Mengatasi Ancaman Digital dengan Data Terpadu
Kemendagri mengungkapkan bahwa ancaman di ruang digital semakin meningkat, sehingga kebijakan new policy harus mencakup penguatan keamanan data. Perubahan lingkungan strategis global telah mendorong kejahatan berpindah ke platform digital, seperti penipuan daring, perdagangan orang, dan disinformasi yang didorong oleh kecerdasan buatan. Wiyagus menegaskan bahwa integrasi data kependudukan bisa menjadi solusi untuk memantau aktivitas yang tidak terduga di tengah situasi volatilitas. “Dengan data yang terintegrasi, kita bisa mempercepat respons pemerintah terhadap kejadian yang mungkin memicu gangguan keamanan,” katanya.
Menurut Wiyagus, new policy ini juga bertujuan untuk meningkatkan transparansi dan efisiensi dalam pengelolaan data.
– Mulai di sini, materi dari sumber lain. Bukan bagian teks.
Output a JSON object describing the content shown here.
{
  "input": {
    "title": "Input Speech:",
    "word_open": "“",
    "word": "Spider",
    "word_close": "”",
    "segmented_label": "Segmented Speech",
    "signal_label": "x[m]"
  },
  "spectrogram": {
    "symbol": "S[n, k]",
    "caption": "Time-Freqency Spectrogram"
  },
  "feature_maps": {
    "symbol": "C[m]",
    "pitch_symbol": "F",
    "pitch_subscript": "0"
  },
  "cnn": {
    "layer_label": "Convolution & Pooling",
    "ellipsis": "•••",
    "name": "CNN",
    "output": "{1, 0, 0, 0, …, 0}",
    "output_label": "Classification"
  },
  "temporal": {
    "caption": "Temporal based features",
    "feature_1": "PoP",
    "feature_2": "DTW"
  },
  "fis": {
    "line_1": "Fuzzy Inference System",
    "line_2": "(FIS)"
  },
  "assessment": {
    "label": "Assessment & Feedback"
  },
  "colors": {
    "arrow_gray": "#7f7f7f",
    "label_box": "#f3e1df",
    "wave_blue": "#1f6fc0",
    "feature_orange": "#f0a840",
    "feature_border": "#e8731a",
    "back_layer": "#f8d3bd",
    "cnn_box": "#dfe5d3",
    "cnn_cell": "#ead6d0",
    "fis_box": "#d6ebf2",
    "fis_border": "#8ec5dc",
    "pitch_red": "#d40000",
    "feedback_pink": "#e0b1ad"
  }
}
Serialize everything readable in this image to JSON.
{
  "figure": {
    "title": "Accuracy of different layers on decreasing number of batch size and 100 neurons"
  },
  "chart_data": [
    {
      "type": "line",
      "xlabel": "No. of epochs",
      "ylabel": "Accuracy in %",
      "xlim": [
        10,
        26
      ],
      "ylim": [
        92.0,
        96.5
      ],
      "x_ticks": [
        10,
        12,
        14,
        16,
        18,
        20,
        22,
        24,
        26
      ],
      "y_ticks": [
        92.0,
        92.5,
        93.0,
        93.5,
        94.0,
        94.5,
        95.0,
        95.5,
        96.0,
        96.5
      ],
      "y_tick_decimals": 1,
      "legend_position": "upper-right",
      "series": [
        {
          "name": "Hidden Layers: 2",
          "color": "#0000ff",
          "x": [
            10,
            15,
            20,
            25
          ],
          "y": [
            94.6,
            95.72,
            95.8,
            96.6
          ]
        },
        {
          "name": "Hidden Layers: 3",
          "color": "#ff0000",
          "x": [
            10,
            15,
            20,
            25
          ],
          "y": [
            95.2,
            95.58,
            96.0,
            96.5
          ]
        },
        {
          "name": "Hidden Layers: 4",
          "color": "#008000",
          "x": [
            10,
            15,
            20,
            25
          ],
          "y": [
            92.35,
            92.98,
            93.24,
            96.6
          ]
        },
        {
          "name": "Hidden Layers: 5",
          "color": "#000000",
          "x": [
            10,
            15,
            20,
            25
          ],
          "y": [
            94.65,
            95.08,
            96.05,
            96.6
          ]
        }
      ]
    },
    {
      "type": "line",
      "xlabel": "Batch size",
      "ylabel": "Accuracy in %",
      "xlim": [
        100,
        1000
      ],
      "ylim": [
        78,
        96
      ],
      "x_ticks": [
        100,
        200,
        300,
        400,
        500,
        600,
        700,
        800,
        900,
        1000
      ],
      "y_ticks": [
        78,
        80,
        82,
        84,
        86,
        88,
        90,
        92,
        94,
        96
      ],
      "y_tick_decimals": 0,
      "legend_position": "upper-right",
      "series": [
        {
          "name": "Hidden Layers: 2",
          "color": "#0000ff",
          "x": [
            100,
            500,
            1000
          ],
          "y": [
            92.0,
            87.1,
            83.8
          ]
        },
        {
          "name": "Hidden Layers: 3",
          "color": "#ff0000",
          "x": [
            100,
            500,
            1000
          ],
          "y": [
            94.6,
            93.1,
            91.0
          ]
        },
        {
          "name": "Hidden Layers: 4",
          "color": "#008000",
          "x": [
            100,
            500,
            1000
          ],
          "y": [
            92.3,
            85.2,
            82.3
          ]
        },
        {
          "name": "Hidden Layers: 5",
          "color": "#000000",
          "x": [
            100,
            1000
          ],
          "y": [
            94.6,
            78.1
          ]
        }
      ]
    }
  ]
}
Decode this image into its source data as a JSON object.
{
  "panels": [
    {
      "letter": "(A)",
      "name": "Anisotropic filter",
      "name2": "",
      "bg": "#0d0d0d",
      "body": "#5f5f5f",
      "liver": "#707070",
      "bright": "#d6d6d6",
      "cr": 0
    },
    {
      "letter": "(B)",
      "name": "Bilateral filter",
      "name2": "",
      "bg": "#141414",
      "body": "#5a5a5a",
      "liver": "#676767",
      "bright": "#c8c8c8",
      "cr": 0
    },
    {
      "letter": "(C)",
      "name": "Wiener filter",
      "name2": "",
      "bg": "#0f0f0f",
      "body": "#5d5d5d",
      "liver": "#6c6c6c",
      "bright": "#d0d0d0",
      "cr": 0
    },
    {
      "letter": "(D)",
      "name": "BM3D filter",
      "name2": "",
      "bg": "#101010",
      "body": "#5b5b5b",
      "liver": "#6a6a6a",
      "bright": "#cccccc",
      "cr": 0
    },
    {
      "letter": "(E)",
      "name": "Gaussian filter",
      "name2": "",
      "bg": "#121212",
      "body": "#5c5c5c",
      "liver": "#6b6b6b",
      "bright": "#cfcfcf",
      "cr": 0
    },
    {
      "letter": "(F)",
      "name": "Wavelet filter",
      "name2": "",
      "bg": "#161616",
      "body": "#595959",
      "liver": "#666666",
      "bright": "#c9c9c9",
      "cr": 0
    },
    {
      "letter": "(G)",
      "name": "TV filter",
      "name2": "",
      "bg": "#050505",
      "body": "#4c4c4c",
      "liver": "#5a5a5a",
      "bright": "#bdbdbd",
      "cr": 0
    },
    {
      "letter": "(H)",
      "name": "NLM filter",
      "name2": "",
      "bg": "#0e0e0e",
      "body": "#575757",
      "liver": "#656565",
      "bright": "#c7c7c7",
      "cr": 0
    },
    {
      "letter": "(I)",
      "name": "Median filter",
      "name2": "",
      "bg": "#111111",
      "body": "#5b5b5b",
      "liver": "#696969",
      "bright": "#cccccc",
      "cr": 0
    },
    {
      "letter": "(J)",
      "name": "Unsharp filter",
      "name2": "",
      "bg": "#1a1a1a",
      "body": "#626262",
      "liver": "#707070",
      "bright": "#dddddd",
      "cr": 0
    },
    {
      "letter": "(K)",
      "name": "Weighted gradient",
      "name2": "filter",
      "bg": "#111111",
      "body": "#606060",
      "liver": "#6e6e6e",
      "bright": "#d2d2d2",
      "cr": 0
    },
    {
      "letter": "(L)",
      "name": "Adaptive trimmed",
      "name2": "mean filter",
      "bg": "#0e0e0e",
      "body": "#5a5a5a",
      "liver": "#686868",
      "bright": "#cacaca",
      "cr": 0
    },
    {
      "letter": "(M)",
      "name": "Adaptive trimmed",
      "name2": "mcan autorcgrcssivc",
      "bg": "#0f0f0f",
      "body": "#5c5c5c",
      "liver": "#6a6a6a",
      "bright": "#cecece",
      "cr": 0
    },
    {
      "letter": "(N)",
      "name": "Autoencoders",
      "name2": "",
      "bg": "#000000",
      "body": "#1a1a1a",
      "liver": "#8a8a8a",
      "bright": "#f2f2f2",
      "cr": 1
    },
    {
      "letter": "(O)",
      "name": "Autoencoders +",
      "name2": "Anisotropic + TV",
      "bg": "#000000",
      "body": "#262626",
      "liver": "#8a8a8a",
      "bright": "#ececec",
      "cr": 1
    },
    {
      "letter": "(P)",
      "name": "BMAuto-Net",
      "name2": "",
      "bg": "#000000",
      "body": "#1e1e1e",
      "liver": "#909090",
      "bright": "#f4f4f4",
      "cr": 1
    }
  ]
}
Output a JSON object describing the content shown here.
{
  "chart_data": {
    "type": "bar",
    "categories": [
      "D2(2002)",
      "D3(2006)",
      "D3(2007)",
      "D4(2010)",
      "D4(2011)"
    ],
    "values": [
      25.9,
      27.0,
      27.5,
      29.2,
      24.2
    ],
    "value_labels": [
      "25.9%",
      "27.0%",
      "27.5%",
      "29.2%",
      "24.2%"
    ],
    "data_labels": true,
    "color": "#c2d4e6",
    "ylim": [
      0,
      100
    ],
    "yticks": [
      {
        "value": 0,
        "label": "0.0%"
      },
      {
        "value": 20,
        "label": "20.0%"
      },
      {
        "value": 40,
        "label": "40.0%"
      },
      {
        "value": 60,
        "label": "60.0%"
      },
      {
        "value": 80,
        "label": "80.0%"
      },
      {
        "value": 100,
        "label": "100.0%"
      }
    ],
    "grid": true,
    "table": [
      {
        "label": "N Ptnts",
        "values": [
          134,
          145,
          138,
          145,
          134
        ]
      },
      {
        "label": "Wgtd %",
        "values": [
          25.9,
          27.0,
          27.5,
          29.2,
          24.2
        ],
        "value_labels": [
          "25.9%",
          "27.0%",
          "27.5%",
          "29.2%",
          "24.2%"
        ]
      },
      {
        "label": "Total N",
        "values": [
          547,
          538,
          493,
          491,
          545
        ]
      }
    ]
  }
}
Dengan menggabungkan informasi dari berbagai sumber, pemerintah dapat membangun sistem yang lebih akurat dalam mengidentifikasi individu, memudahkan pengambilan keputusan, serta memperkuat koordinasi antarlembaga. Ia menyebutkan bahwa new policy ini akan memberikan dampak signifikan dalam meningkatkan kemampuan penegakan hukum dan pencegahan ancaman, terutama di era digital yang semakin kompleks.
Penguatan Sistem Digital dan Regulasi Pendukung
Dalam konteks new policy, Kemendagri mengatakan bahwa pemerintah terus mendorong transformasi digital dalam pengelolaan data kependudukan. Regulasi nasional yang telah diterapkan menjadi fondasi untuk integrasi data serta penggunaannya secara optimal. Wiyagus menegaskan bahwa new policy ini akan diterapkan secara bertahap melalui beberapa tahap, termasuk pengembangan sistem informasi yang terstandarisasi dan penggunaan teknologi terkini untuk memastikan keandalan data. “Kita harus membangun infrastruktur data yang tangguh dan mudah diakses, baik oleh institusi pemerintahan maupun masyarakat,” tambahnya.
Adapun penggunaan data kependudukan sebagai alat keamanan, Wiyagus menjelaskan bahwa ini juga membantu dalam memantau migrasi penduduk, aktivitas ekonomi, dan pola sosial yang bisa memengaruhi stabilitas nasional. “Dengan memadukan data, kita bisa melihat dinamika yang terjadi di berbagai wilayah, sehingga respons keamanan bisa lebih tepat sasaran,” ujarnya. Ia menyoroti bahwa new policy ini tidak hanya berdampak pada keamanan internal, tetapi juga pada pengelolaan sumber daya manusia dan kebijakan ekonomi secara bersamaan.
Di sisi lain, Wiyagus menyebutkan bahwa new policy ini memerlukan kerja sama lintas sektor, termasuk antara Kemendagri, Polri, dan instansi terkait lainnya. Dengan sistem yang terpadu, pemerintah bisa mengantisipasi perubahan pola kejahatan dan memastikan keamanan nasional tetap terjaga, bahkan dalam situasi yang tidak terduga. Ia menegaskan bahwa new policy merupakan langkah strategis untuk menjawab tantangan global yang semakin kompleks, termasuk ancaman dari luar negeri yang bisa berdampak pada kestabilan dalam negeri.
“Kita tidak lagi bisa bergantung pada metode lama. Kini, setiap keputusan harus didasarkan pada data yang mendukung new policy teknokratis,” ujarnya, mengingatkan bahwa integrasi data kependudukan adalah bagian dari kebijakan keamanan nasional yang lebih modern dan efektif.